Durch menschliche Aktivitäten (Warentransporte, Tourismus, Verkehr) wird eine Vielzahl von Arten auf andere Kontinente und damit in Lebensräume verschleppt, in denen sie ursprünglich nicht heimisch waren. Der gegenwärtige Klimawandel begünstigt oftmals die Anpassung an diese Standorte (zum Beispiel Asiatische Tigermücke, Asiatischer Laubholzbockkäfer). Besonders robuste und expansive Arten, denen in den neuen Biotopen oft natürliche Fressfeinde fehlen, können nach kurzer Zeit große Populationen bilden, einheimische (autochthone) Arten verdrängen und auf diese Weise das ökologische Gleichgewicht nachhaltig beeinflussen oder stören. Beispiele hierfür sind die chinesische Wollhandkrabbe und der Riesen-Bärenklau in Europa, die Katze und Aga-Kröte in Australien sowie die Hausratte weltweit.

Siehe auch: Neobiota

Erschaffung neuer Minerale

Ein die Geologie direkt betreffender Faktor sind neu entstandene Minerale: Derzeit (2017) werden 208 von offiziell 5208 bekannten Mineralen menschlichem Schaffen zugeschrieben, hauptsächlich dem Bergbau. Dadurch sind in den letzten 250 Jahren so viele neue Minerale entstanden wie vermutlich niemals zuvor in der Erdgeschichte.[27]

Klimawandel

Die burning-embers-Grafik aus dem Bericht des IPCC von 2001 (zuletzt aktualisiert 2014), eine häufig im Zusammenhang mit dem 2-Grad-Ziel gezeigte Veranschaulichung der mit steigenden globalen Temperaturen zunehmenden Risiken
Globale Durchschnitts-Temperaturen seit 1880

Der Mensch hat nach gegenwärtigem wissenschaftlichen Verständnis den entscheidenden Anteil an der neuzeitlichen anthropogenen globalen Erwärmung, dem aktuellen Klimawandel. Nach dem 2013/14 erschienenen fünften Sachstandsbericht des IPCC ist der menschliche Einfluss auf die Erwärmung nach der besten Schätzung etwa gleich groß wie die komplette beobachtete Erwärmung während des Zeitraums zwischen 1951 und 2010. Zudem sei es extrem wahrscheinlich, dass die in diesem Zeitraum beobachtete Erwärmung zu mehr als 50 % vom Menschen verursacht wurde.[28]

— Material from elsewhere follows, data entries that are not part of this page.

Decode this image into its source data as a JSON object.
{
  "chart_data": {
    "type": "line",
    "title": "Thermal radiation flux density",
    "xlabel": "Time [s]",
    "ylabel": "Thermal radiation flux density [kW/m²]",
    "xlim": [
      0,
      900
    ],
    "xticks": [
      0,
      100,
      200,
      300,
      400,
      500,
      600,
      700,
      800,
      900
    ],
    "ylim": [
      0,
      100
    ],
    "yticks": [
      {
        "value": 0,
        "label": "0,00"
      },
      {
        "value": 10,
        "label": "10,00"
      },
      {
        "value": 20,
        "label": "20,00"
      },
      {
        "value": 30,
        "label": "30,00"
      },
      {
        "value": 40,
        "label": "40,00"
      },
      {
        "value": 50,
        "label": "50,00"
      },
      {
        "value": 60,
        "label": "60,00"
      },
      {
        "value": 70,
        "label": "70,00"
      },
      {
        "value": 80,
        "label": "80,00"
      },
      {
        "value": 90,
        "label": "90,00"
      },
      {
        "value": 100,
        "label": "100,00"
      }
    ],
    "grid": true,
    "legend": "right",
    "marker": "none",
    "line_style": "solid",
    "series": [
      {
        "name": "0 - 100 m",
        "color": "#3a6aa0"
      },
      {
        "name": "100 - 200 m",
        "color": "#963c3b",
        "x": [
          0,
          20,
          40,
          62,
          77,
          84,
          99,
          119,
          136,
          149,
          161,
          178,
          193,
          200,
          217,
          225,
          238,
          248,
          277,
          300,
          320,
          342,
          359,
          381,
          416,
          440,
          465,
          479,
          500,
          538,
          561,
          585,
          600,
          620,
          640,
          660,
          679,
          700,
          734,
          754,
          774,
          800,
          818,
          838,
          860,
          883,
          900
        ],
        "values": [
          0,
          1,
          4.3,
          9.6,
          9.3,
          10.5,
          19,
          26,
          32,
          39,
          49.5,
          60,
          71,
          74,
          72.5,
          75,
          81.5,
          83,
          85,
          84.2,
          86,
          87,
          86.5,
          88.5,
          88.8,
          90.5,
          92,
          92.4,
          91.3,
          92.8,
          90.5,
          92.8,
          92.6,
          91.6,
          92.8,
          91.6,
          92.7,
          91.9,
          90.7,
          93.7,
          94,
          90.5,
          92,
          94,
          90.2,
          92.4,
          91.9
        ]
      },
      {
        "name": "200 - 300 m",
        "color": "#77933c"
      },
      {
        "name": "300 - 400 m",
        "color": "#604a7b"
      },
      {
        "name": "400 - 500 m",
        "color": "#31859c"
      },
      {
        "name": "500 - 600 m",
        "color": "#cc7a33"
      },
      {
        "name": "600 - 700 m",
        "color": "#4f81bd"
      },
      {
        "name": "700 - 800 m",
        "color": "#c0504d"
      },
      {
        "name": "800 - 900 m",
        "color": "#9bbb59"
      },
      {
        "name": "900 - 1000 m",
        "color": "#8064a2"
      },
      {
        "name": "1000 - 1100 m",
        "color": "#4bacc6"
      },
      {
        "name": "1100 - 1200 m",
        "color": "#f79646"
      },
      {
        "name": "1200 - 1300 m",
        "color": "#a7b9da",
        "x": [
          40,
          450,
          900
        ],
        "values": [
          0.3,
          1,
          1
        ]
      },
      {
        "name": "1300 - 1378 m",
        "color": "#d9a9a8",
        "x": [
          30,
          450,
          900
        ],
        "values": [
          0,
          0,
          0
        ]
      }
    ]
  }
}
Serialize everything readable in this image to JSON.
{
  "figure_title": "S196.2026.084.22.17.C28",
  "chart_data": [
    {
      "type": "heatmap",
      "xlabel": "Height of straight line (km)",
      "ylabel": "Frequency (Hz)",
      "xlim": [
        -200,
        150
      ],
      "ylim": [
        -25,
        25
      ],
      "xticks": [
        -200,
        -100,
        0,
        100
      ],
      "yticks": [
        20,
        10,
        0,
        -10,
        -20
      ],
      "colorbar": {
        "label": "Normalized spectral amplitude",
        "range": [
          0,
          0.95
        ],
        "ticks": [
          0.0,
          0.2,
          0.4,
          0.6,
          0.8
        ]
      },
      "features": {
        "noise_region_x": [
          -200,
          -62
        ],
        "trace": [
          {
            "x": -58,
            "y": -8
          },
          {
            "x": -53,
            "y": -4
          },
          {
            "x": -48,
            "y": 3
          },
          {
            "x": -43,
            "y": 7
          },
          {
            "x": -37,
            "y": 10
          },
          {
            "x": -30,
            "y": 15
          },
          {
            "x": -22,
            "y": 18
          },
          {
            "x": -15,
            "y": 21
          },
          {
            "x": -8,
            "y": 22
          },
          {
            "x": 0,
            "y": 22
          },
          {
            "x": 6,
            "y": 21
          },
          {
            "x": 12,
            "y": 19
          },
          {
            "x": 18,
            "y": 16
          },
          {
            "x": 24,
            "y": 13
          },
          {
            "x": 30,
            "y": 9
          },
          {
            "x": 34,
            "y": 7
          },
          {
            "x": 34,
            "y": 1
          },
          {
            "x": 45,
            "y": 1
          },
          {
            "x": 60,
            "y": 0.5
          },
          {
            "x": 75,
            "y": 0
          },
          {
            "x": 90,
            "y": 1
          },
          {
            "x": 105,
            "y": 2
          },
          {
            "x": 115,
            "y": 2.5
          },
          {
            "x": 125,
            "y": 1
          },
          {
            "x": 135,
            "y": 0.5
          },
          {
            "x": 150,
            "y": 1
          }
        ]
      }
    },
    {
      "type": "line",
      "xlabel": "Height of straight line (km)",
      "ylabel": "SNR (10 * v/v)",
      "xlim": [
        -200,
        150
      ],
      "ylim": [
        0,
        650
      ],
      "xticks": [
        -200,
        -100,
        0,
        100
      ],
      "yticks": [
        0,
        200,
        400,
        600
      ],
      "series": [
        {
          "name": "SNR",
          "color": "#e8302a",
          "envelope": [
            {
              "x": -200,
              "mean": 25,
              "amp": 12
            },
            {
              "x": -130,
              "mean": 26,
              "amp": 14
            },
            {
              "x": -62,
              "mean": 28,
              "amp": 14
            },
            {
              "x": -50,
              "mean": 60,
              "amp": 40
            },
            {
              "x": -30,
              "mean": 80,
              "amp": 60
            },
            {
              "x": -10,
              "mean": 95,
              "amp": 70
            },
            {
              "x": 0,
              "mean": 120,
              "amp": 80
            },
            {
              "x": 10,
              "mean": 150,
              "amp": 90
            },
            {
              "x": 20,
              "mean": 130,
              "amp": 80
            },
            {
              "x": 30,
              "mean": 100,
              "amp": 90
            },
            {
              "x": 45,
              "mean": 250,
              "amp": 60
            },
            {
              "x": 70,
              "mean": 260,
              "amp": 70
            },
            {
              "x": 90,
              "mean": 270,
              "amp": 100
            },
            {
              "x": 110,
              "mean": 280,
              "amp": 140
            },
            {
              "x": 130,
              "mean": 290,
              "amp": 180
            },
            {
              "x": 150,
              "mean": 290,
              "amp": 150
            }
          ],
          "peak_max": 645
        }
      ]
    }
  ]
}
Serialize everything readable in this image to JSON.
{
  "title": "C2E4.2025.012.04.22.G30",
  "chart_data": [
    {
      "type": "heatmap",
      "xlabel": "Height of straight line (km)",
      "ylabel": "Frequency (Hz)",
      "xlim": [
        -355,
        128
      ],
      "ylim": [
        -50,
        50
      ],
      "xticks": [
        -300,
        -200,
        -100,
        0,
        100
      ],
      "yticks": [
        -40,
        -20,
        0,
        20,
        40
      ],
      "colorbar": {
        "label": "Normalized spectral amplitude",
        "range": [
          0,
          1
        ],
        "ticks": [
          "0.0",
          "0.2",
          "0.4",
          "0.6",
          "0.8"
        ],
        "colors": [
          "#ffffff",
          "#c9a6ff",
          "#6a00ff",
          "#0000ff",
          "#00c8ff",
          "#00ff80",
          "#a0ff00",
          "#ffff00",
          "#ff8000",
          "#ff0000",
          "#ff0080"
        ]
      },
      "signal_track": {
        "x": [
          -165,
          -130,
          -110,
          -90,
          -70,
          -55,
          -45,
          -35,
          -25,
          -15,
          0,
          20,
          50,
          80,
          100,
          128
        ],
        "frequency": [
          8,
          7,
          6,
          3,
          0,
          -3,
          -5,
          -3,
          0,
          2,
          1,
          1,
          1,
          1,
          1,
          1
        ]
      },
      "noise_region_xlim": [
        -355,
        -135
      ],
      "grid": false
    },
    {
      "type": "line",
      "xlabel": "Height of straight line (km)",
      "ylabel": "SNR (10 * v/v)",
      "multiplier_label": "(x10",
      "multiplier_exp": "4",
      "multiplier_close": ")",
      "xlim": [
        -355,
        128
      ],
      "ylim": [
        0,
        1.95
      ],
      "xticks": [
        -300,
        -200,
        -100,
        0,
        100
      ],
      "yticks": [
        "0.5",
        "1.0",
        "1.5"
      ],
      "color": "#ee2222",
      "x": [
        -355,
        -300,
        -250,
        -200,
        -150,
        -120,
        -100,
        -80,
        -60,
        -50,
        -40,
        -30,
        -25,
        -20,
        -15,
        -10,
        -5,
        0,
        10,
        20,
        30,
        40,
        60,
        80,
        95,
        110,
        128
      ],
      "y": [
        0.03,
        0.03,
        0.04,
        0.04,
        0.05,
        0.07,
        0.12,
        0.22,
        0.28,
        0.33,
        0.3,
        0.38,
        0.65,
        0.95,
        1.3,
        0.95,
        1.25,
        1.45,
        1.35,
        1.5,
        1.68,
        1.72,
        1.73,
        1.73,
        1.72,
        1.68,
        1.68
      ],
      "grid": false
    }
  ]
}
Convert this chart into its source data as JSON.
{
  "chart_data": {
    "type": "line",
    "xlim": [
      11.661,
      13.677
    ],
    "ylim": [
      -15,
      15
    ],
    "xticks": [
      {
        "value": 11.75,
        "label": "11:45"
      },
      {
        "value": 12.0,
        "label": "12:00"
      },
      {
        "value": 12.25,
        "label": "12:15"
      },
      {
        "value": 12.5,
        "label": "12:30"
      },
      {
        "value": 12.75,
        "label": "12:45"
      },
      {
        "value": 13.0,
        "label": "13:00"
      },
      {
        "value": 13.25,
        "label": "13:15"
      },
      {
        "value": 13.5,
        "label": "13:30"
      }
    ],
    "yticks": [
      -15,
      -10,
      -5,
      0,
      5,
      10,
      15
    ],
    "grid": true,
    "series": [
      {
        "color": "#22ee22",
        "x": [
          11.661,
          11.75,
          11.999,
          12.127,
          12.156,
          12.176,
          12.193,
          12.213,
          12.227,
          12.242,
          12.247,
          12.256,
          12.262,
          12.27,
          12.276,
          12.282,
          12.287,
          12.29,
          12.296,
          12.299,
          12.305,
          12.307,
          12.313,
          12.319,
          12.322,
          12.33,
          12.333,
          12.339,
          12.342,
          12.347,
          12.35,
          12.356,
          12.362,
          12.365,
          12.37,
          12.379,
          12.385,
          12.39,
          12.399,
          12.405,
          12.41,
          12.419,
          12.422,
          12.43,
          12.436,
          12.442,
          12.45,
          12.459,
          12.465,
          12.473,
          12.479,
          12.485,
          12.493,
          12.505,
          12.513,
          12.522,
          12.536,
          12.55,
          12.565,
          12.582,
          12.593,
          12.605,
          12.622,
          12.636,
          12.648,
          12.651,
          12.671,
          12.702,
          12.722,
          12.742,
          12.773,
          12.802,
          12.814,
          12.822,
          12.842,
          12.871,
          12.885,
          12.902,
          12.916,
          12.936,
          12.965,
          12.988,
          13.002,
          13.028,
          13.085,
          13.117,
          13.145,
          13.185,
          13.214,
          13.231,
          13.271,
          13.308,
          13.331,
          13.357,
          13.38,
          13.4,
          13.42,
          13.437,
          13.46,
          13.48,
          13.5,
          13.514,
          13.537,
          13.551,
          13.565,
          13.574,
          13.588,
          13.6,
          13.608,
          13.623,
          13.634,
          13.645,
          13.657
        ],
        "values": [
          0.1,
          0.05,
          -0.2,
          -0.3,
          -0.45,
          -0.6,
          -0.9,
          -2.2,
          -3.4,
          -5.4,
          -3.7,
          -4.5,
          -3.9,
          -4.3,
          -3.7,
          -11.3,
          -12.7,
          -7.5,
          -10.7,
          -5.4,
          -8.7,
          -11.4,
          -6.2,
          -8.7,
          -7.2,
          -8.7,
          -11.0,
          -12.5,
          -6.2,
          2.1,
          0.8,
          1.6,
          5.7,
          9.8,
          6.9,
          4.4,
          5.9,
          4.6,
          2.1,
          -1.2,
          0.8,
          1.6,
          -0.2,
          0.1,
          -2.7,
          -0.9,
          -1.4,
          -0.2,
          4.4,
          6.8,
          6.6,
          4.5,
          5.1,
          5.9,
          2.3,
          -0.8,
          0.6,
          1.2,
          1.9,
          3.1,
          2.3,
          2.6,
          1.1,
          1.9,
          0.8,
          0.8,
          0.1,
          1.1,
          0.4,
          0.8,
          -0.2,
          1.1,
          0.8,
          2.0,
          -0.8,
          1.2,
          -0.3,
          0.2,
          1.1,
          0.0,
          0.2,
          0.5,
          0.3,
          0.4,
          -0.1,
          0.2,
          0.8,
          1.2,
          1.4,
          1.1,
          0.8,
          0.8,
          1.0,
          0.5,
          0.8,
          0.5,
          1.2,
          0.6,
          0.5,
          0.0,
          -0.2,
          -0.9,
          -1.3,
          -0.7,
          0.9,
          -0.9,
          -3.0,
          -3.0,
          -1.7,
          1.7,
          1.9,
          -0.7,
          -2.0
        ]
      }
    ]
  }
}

Der IGBP-Klimawandelindex fasst die Entwicklung der weltweiten Folgen des Klimawandels in eine (steil steigende) Kurve. Darin enthalten ist der Kohlenstoffdioxidgehalt der Erdatmosphäre, die mittlere Temperatur, die Höhe des Meeresspiegels und die Seeeisbedeckung.

Die mögliche Kompensation der weltweit durch den aktuellen Klimawandel verursachten Schäden („Loss and Damage“) zeitigt eine seit Jahrzehnten andauernde, teils heftige internationale Diskussion: Z. B. der „Green Climate Fund“ soll einen Beitrag dazu leisten.


Das Auslösen globaler, möglicherweise abrupt eintretender Kippelemente („Tipping points“) kann unvorhersehbare und nicht mehr umkehrbare Folgen auslösen. Beim Überschreiten des von den Vereinten Nationen ausgegebenen Zwei-Grad-Ziels sind seriöse Vorhersagen über weitere Konsequenzen nicht mehr möglich.[29]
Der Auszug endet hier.